The progressive evolution of IoT, measurement instruments, and the development of automated systems for data detection, acquisition, and storage have facilitated and enhanced the spread of production process control and management systems. This represents a departure from the past, where efficient energy management was a common denominator and a necessary step in addressing many of the challenges faced by businesses: no longer “energy efficiency,” but “system efficiency.”

Simultaneously, driven by the goals of the 2030 Agenda for Sustainable Development, numerous issues related to the environmental sustainability of industrial processes have emerged.

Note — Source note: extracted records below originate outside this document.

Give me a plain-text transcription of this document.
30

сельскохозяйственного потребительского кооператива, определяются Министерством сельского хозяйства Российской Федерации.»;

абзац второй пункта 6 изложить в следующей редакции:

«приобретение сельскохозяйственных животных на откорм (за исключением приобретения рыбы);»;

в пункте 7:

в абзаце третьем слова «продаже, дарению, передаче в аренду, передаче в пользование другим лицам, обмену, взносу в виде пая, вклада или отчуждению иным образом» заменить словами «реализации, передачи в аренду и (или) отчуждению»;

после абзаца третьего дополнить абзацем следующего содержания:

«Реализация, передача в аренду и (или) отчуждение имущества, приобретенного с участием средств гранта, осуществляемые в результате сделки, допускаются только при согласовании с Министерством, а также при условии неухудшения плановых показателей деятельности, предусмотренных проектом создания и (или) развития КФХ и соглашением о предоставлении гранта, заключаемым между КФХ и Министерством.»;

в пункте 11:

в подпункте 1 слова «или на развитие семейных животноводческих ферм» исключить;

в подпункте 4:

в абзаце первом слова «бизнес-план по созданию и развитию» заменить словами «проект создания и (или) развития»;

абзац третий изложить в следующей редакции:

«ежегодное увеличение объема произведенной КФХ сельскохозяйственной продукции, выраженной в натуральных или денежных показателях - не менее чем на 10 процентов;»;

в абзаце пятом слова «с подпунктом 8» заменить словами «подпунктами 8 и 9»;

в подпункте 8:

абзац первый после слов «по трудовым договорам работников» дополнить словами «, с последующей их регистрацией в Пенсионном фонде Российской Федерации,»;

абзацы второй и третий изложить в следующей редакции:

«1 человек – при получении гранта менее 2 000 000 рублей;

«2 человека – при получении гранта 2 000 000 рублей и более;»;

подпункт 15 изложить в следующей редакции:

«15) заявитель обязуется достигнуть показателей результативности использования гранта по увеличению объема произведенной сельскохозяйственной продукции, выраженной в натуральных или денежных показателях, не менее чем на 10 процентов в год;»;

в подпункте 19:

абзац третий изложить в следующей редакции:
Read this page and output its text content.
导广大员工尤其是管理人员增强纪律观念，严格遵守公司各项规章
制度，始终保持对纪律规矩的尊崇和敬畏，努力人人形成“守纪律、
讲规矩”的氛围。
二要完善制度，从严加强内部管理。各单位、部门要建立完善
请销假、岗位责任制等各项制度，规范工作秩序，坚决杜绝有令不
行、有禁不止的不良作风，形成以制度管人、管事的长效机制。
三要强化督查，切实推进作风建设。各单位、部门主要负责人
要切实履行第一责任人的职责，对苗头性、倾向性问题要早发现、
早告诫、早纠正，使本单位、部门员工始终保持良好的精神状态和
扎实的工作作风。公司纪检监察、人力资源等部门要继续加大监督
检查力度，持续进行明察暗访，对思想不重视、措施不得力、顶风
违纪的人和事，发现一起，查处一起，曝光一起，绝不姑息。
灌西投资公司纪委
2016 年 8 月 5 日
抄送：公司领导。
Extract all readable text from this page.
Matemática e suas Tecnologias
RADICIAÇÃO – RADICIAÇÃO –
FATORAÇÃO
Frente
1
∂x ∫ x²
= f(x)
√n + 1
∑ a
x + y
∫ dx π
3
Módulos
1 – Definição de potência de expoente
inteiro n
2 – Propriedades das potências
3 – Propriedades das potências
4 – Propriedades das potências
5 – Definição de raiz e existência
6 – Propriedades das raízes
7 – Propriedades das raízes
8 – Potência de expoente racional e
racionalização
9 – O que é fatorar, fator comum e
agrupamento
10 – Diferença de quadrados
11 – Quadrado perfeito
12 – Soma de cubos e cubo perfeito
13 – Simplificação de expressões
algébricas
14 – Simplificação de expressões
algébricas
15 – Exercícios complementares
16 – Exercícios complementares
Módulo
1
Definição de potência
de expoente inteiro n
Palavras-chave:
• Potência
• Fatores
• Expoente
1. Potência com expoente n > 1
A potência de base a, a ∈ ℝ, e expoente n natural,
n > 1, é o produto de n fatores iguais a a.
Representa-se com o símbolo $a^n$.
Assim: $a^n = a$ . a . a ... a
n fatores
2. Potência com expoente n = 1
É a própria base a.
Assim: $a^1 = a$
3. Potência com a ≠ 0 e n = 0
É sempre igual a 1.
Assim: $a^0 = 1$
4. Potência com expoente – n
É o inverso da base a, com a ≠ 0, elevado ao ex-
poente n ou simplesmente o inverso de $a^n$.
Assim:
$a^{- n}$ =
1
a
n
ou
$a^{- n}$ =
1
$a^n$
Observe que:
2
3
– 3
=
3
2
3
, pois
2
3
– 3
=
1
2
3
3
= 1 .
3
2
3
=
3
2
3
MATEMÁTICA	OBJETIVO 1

Specifically, the goal has been to transform the current model of production and consumption to achieve efficient and sustainable management of natural resources, in line with the principle of “Doing more and better with less.” The concept of the circular economy has gained increasing importance, representing an economic model that transcends the old linear system based on “take, make, dispose” and aims to repurpose all products and by-products to minimize or even eliminate the amount of waste generated in a given cycle.

One aspect of the circular economy, particularly relevant to the business world, is industrial symbiosis. Drawing an analogy with natural ecosystems, industrial symbiosis involves traditionally separate industries working together through the exchange of materials, energy, water, and by-products. This approach also allows small and medium-sized enterprises to participate in the efficiency of production processes and the optimal use of resources. Energy efficiency measures are not always easily applicable in small and medium-sized facilities. Therefore, it becomes necessary to reconsider this concept from the perspective of groups of facilities (of varying sizes) located in close geographical proximity that can share energy and material flows. Specifically, the aim is to assess the potential benefits of cooperative energy and material use through shared electricity and thermal energy generation, as well as the recycling of thermal waste and scrap materials produced by one facility and used in neighboring facilities, thereby minimizing transportation costs and energy losses due to distance.

This report establishes a “state of the art” that allows for the identification of areas and production operations compatible with the application of the “district sharing” philosophy. This study constitutes the first objective of a three-year project aimed at estimating the potential of district sharing in Italy and identifying the most suitable areas for adopting this type of industrial symbiosis. The next step will be to identify industrial sites characterized by small and medium-sized enterprises from different sectors but with affinities that make resource sharing feasible.